- Born: July 4, 1929 Baton Rouge, Louisiana, US
- Died: July 3, 2021 (aged 91) Washington, D.C., US
- Resting place: Arlington National Cemetery
- Education: Louisiana State University, M.D.
- Known for: HHMI President, 1987-1999
- Scientific career
- Fields: Virology
- Institutions: Rockefeller University, Howard Hughes Medical Institute

= Purnell W. Choppin =

American virologist (1929–2021)

Purnell Whittington Choppin (July 4, 1929 – July 3, 2021) was an American virologist. He served on the faculty of Rockefeller University for nearly thirty years, becoming the Leon Hess Professor of Virology. He moved to the Howard Hughes Medical Institute in 1985, became the president of the institute in 1987, and retired in 1999, succeeded by Thomas Cech. Until his death in 2021, he was the chair of the Scientific Advisory Board at the Center for the Study of Hepatitis C, supported by a university consortium consisting of Rockefeller, Weill Cornell Medical College, and New York-Presbyterian Hospital.

==Early life and education==
Choppin was born on July 4, 1929, in Baton Rouge, Louisiana. He attended medical school at Louisiana State University and received an M.D. in 1953.Before beginning his independent research career, Choppin did his internship and residency at Washington University School of Medicine and Barnes Hospital in St. Louis, Missouri. He also served as a medical officer in the United States Air Force.

==Academic career==
Choppin began work at Rockefeller in 1957 as a research fellow and joined the faculty there in 1959, heading a virology research program focused on the influenza virus. He became a full professor and senior physician at Rockefeller in 1970, and served in various administrative roles including the vice president of academic programs and the dean of graduate studies. In 1985 Choppin moved from his position as the Leon Hess Professor of Virology at Rockefeller to the Howard Hughes Medical Institute, where he served as vice president and chief scientific officer. He assumed the presidency in 1987, succeeding Donald Fredrickson.

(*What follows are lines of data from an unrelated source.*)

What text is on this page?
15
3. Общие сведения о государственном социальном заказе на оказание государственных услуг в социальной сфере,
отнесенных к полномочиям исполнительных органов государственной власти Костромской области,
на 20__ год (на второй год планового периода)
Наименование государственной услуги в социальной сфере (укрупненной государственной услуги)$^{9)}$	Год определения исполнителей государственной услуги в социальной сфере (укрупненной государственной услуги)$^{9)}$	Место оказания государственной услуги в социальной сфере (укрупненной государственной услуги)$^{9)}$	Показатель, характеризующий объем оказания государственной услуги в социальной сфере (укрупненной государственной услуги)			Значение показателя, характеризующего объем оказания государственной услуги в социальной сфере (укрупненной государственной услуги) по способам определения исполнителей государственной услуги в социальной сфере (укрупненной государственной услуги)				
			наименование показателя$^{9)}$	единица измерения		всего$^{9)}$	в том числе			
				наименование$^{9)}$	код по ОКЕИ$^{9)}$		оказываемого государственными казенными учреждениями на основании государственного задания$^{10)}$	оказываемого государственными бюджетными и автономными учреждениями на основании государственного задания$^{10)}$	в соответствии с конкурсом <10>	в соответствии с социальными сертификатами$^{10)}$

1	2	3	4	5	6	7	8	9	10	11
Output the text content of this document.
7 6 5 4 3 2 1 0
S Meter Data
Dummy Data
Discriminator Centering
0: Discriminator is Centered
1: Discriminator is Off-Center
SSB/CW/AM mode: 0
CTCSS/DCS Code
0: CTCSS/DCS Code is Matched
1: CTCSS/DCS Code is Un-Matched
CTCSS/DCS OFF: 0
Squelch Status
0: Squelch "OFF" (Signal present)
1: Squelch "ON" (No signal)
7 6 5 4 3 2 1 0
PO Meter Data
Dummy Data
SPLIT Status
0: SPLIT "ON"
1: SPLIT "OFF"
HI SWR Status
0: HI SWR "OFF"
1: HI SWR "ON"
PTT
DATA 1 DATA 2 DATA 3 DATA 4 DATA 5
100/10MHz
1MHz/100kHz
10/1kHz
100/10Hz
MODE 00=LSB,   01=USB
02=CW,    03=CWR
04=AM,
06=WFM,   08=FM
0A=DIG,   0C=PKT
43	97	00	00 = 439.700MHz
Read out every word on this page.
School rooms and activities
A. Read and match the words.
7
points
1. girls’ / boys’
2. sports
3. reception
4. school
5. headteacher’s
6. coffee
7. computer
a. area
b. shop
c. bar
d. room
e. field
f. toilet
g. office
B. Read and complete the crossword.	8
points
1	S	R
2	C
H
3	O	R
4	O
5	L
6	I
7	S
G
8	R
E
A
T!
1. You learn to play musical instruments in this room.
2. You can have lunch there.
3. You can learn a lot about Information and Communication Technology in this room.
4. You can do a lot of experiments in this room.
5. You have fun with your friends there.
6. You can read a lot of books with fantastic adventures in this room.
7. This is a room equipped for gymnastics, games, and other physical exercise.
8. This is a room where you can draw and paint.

During his presidency, both the institute's budget and its number of scientists increased dramatically. Choppin retired from HHMI at the end of 1999, succeeded by Thomas Cech.

Choppin became a member of the National Academy of Sciences in 1977. He received the University of Chicago's Howard Taylor Ricketts Award in 1978 and the National Academy of Sciences' Selman A. Waksman Award in Microbiology in 1984. In the early 1980s, Choppin was among the group of American virologists who helped organize and became the founding members of the American Society for Virology. He was elected to both the American Philosophical Society and the American Academy of Arts and Sciences in 1988.